Comparison of diSPIM With Confocal
The following comparison was written with diSPIM in mind, but the main points apply to all types of SPIM/LSFM.
Spinning disk confocal (SDCM) is just a massively parallel confocal implementation so it's faster but otherwise has the same characteristics as laser scanning confocal.
- Light dose: diSPIM has much lower dose and hence less photobleaching/phototoxicity than confocal. Reducing light dose is the main motivation for most SPIM users.
- A rule of thumb is that you need X times as much light for confocal as you do for SPIM where X is the number of slices in your stack.
- Figure 3 and Supplementary Video 2 of Wu et al. offer bleaching comparisons of imaging with diSPIM and SDCM. Other papers such as this one offer comparisons of light sheet with confocal which should apply to diSPIM.
- Z resolution: diSPIM after registration/fusion has best Z-resolution (same as XY resolution).
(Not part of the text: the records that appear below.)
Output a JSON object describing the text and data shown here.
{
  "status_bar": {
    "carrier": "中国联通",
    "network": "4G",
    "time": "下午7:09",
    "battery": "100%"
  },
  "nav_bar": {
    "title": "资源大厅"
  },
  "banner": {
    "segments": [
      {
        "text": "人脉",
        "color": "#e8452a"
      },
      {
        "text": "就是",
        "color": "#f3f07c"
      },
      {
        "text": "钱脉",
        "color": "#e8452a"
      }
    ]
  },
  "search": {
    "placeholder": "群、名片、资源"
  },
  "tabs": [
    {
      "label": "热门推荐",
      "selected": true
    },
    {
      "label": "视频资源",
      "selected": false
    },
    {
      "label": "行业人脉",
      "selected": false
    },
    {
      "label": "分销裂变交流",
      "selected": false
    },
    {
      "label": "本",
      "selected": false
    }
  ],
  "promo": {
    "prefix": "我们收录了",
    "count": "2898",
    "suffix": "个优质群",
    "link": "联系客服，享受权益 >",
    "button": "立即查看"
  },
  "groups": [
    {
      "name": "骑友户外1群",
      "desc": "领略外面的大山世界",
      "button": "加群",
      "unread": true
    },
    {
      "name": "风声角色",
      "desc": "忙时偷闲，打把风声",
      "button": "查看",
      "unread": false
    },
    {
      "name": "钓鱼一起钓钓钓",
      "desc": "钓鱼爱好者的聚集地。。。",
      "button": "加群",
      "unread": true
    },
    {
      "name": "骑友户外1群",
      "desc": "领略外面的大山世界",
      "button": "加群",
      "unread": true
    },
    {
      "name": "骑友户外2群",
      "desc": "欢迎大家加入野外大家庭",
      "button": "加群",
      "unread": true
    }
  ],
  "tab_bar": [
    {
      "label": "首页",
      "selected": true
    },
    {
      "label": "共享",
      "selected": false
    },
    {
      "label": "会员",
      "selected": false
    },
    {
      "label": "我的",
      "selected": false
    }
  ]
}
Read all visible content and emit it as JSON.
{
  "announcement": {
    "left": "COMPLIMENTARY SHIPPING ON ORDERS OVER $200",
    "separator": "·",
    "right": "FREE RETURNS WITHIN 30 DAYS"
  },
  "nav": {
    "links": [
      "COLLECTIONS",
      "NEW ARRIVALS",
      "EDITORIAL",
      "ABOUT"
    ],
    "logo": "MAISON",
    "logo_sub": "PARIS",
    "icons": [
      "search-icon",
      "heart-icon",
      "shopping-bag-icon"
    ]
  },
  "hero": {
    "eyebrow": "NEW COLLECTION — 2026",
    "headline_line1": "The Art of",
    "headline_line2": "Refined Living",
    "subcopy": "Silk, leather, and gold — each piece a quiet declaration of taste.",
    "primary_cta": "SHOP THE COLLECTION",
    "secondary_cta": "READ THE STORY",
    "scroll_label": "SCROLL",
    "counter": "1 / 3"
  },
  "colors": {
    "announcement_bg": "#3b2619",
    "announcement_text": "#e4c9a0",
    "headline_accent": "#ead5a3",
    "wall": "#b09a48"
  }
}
Next best is confocal, which in turn has better Z resolution than single-view SPIM.
- Using Bessel beams to create the sheet can improve Z-resolution for single-view SPIM (“optical sectioning”), but won't meaningfully change dual view resolution after registration/fusion.
- XY resolution: confocal and SPIM are comparable.
- Speed: SPIM (per view) and SDCM have comparable speed if SDCM laser intensity is increased to compensate for the ~3% open area of the disks.
- Camera readout speed bounds the maximum achievable frame rate. For example, 512 pixels high ROI is 2.5 ms readout time for sCMOS. Allowing 2.5 ms illumination time results in 5 ms total per image or 200 frames per second. Using a cylindrical lens instead of a scanned light sheet can reduce camera overhead.